Lawrence E. Stevens, Frank B. Ramberg, Richard F. Darsie Jr.
The Pan-Pacific Entomologist 84 (2), 92-109, (1 April 2008) https://doi.org/10.3956/2007-17.1
KEYWORDS: biogeography, Culicidae, disease vectors, elevation, Grand Canyon region, mosquitoes, West Nile virus
We describe mosquito diversity, biogeography, and disease vector issues in the Grand Canyon (GC) region on the southern Colorado Plateau in northern Arizona. We detected the presence of 18 species from field collections and museum specimens from 1974–2005, including 10 new county records and two new regional records. Arizona State county records include a potential total of 24 species, while 32 species have been mapped as occurring in this region. The combined potential fauna is depauperate, a pattern consistent with that of low-vagility taxa in this large, deep canyon ecoregion. Culiseta incidens was by far the most common and widely distributed species (relative distributional frequency, RDF = 0.44), followed by Ochlerotatus epactius (0.12), Culex tarsalis (0.09), Culiseta inornata (0.08), and Anopheles franciscanus (0.06); all other species were rare (RDF ≤ 0.05).

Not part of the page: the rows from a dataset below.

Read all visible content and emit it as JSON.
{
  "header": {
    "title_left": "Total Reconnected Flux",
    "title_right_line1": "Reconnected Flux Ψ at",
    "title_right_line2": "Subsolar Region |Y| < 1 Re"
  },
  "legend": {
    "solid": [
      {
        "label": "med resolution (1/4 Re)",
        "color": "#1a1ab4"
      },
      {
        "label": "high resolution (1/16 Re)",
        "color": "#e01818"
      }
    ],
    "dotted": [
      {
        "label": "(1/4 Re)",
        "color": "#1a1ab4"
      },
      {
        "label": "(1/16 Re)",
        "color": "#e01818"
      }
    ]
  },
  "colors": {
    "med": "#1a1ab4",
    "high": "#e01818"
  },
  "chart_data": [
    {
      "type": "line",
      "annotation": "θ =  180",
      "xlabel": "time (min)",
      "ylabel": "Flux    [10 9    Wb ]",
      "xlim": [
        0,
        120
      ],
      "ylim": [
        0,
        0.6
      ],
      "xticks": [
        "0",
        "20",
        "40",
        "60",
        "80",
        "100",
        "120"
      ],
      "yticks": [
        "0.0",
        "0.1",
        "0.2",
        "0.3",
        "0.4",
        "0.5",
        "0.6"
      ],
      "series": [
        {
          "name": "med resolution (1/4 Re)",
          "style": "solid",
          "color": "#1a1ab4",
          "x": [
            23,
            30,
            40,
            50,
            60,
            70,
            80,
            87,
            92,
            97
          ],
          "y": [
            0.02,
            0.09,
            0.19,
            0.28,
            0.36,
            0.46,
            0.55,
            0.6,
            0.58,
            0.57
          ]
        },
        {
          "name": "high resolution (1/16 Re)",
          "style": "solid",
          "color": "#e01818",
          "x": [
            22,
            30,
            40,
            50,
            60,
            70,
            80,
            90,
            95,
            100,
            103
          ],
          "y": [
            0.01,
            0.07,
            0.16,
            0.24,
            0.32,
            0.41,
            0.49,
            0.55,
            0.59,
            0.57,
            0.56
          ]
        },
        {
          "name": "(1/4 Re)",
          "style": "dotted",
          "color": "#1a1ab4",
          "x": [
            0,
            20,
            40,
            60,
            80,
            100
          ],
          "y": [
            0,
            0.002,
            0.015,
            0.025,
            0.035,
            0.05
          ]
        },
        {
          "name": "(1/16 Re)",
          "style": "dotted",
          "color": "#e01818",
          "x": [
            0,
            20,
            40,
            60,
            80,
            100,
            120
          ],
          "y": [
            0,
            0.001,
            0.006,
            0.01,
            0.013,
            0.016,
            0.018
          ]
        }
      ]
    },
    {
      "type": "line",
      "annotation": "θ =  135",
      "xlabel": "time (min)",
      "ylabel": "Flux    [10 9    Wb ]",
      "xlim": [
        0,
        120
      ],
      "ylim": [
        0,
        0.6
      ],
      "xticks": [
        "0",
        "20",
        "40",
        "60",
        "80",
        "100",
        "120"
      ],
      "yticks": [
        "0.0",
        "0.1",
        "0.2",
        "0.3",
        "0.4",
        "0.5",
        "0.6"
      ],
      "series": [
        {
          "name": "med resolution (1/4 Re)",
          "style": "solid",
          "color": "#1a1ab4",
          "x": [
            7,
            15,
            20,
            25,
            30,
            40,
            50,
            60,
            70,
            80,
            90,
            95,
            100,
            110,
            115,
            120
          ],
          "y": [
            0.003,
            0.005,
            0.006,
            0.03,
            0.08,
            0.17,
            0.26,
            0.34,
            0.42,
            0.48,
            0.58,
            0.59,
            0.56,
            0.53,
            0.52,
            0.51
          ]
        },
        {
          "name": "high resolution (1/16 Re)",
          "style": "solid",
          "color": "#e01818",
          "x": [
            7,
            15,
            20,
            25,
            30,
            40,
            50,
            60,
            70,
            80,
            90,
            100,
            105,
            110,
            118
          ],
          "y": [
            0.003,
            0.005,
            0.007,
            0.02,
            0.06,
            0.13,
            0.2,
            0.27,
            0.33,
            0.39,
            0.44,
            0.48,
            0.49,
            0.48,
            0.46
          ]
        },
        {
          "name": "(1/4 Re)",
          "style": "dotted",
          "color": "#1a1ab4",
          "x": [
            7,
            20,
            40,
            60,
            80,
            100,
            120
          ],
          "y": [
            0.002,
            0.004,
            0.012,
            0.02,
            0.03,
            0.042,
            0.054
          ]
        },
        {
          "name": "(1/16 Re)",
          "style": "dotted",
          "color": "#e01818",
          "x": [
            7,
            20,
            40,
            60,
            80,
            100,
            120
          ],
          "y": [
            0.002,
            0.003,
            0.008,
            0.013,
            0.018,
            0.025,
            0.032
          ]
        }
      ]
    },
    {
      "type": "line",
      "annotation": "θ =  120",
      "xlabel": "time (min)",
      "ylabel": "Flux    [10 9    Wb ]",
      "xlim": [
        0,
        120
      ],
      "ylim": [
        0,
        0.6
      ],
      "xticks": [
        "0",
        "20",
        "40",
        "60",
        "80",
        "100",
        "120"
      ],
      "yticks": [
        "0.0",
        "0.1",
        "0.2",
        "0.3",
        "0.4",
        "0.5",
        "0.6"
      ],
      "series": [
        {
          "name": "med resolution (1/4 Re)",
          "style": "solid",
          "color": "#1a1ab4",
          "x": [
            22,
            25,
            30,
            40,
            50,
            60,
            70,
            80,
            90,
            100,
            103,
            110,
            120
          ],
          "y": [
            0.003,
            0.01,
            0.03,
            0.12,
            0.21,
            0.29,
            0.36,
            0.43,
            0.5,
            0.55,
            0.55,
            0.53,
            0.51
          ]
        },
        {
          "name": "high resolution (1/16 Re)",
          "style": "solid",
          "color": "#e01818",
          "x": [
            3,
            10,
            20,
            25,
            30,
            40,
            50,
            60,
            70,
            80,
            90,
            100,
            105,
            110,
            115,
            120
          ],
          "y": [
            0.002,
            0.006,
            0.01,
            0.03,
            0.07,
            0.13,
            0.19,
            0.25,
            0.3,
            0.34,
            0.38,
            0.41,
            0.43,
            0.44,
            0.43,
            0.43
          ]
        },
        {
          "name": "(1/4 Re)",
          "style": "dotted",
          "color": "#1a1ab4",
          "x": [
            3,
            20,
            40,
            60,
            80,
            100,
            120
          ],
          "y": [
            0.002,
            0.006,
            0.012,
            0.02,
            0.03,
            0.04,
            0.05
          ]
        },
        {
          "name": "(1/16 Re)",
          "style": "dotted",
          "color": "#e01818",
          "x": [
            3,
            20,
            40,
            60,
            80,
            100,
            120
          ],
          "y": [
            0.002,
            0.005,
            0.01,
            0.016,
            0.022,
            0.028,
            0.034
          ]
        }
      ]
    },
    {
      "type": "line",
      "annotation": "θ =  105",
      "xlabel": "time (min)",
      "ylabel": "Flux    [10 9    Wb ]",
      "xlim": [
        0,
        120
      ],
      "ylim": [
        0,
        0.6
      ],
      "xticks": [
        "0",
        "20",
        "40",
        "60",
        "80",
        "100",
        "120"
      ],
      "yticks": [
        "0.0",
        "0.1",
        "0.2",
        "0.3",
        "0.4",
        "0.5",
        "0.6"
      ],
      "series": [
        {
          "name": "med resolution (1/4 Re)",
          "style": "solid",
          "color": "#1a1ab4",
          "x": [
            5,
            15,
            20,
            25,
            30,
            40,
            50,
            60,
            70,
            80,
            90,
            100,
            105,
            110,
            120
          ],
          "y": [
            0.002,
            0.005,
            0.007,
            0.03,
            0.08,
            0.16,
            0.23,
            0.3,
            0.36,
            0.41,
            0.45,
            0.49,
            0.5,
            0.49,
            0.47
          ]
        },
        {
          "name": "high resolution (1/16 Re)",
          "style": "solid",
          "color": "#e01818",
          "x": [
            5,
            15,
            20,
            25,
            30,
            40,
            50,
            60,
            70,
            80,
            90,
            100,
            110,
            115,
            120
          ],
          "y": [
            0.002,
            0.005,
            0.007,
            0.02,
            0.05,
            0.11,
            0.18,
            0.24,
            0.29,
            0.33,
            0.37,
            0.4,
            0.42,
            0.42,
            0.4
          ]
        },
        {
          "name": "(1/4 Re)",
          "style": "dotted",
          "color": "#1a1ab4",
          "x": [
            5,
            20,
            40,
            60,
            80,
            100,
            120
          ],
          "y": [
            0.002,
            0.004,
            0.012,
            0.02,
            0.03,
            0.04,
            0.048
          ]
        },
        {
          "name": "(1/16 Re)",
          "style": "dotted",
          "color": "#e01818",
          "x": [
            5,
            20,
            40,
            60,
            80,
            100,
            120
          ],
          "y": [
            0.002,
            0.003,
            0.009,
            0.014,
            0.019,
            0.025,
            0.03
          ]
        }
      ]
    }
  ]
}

The diversity of detected species was non-linearly related to elevation, with six species distributed widely across elevation, five species found below 1800 m, and seven species occurring above 1800 m. The potential and detected fauna is dominated (44.7–61.1 percent) by Mexican and neotropical taxa, with a lower diversity of indigenous and boreal-palearctic species. The proportion of Mexican taxa in the GC region remains equivalent to that in southern Arizona, but GC has more palearctic taxa and fewer neotropical taxa. Several species may vector avian, livestock, and human diseases, including West Nile virus (WNV), including Culex spp. (widespread) and Aedes vexans (low elevations), while Ochlerotatus epactius, Oc. cataphylla, Anopheles hermsi, and Cx. erythrothorax occasionally are locally pestiferous. While abundant, Cs. incidens is regarded as having a low vector competence for WNV.